KPAI Sebut Pemerintah Bertanggung Jawab terhadap Anak Yatim Piatu Akibat Tragedi Kanjuruhan

Komisioner KPAI Retno menegaskan, pemerintah bertanggung jawab terhadap anak yatim piatu akibat Tragedi Kanjuruhan Malang.

Tragedi Kanjuruhan. (Foto: Instagram @bolafakta)

apahabar.com, JAKARTA – Pemerintah bertanggung jawab terhadap anak yatim piatu akibat tragedi Kanjuruhan, Malang pada Sabtu (1/10).

"Mereka jadi yatim piatu, (karena) tulang punggung (orang tua) keluarganya ikut menjadi korban tewas dalam peristiwa ini" ujar Komisioner KPAI, Retno dalam keterangan tertulisnya, Senin (3/10).

Mereka, kata Retno, membutuhkan dukungan negara karena telah ditinggalkan orang tua yang menafkahinya.

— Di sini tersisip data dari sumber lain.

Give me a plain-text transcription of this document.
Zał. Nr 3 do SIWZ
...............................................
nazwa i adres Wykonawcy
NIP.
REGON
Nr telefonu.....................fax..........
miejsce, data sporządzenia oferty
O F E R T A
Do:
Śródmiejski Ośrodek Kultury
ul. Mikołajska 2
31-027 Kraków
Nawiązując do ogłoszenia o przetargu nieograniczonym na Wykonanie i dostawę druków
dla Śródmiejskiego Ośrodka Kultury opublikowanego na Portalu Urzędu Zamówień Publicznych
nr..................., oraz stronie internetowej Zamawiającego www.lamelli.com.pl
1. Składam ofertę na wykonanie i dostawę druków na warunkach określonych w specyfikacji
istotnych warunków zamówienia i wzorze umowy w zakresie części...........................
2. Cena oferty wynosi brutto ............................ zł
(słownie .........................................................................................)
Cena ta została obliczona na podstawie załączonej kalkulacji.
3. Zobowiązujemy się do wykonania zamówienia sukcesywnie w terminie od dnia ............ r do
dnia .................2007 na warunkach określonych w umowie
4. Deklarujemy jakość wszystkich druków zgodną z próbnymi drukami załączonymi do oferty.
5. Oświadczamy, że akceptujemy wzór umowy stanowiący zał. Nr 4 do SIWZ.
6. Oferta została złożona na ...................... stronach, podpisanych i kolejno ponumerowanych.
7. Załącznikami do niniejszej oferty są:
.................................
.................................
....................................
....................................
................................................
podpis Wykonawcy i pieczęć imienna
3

Retno pun menyampaikan duka atas jatuhnya ratusan korban jiwa dan luka-luka dalam tragedi Kanjuruhan itu.

Dalam bela sungkawa yang disampaikan, KPAI siap bertanggung jawab terhadap anak-anak yang menjadi yatim piatu akibat tragedi itu.

"Tak sekadar santunan, KPAI juga akan membantu rehabilitasi psikis bagi para korban," ujarnya.

Selain itu, KPAI juga berikan bantuan rehabilitasi psikis terutama kepada anak-anak yang saat ini masih dirawat di rumah sakit.

KPAI memberikan bantuan rehabilitasi psikis ini untuk membantu memulihkan mental para korban.

Seperti diketahui, kericuhan terjadi usai pertandingan sepakbola Arema Malang vs Persebaya Surabaya pada Sabtu, 1 Oktober 2022. Kericuhan terjadi usai Persebaya mengalahkan Arema Malang 3-2.

Kericuhan bermula ketika supporter Arema Malang turun ke tengah lapangan untuk meluapkan kekecewaan mereka.

Melihat banyaknya suporter Aremania yang turun ke lapangan, petugas keamanan berusaha mengatasi dengan berbagai cara. Salah satunya dengan melemparkan gas air mata ke para suporter.

Petugas keamanan melemparkan gas air mata tidak hanya kepada suporter Arema yang ada di lapangan, melainkan juga ke tribun penonton yang masih disesaki pendukung yang dimiliki Juragan 99 Trans.

Lemparan gas air mata ke tengah tribun penonton itu membuat para penonton panik. Para penonton berebutan keluar stadion secara bersamaan dalam jumlah massa yang besar.

Kericuhan pun berakhir menjadi tragedi, di mana berdasarkan data per 2 Oktober 2022 pukul 18.00 WIB, ada sekitar 182 korban tewas.

Dari total korban tewas, 13 di antaranya masih anak anak. Tujuh anak lainnya masih menjalani perawatan di rumas sakit.

Retno pun menyesalkan penggunaan gas air mata dalam stadion. Ia menegaskan, aturan induk sepakbola dunia FIFA juga telah melarang penggunaan gas air mata dalam stadion.

“Pasal 19 menegaskan bahwa penggunaan gas air mata dan senjata api dilarang untuk mengamankan massa dalam stadion," imbuhnya.

Meminta Pertandingan Sore

Sebenarnya, beberapa waktu sebelum pertandingan dimulai, pihak keamanan sudah meminta kepada pihak LIB untuk memajukan pertandingan pada sore hari pukul 15.30 WIB.

Pihak kepolisiian setempat sudah mengkhawatirkan pertandingan ini akan ricuh bila digelar pada malam hari.

Tetapi sayangnya pihak Liga Indonesia menolak permintaan tersebut dan tetap menyelenggarakan pertandingan pada malam hari, pukul 20.00 WIB.  

Menurut Retno, membawa anak-anak dalam kerumunan massa sangat berisiko, apalagi di malam hari.

Anak anak rentan saat berada dalam kerumunan, karena tak bisa memperkirakan apa yang akan terjadi dalam kerumunan tersebut.

Masyarakat mungkin terpaksa membawa anaknya menyaksikan pertandingan itu karena butuh hiburan.

"Masyarakat mungkin membutuhkan hiburan setelah pandemi (Covid-19) sudah berlangsung 2 tahun," tutup Retno.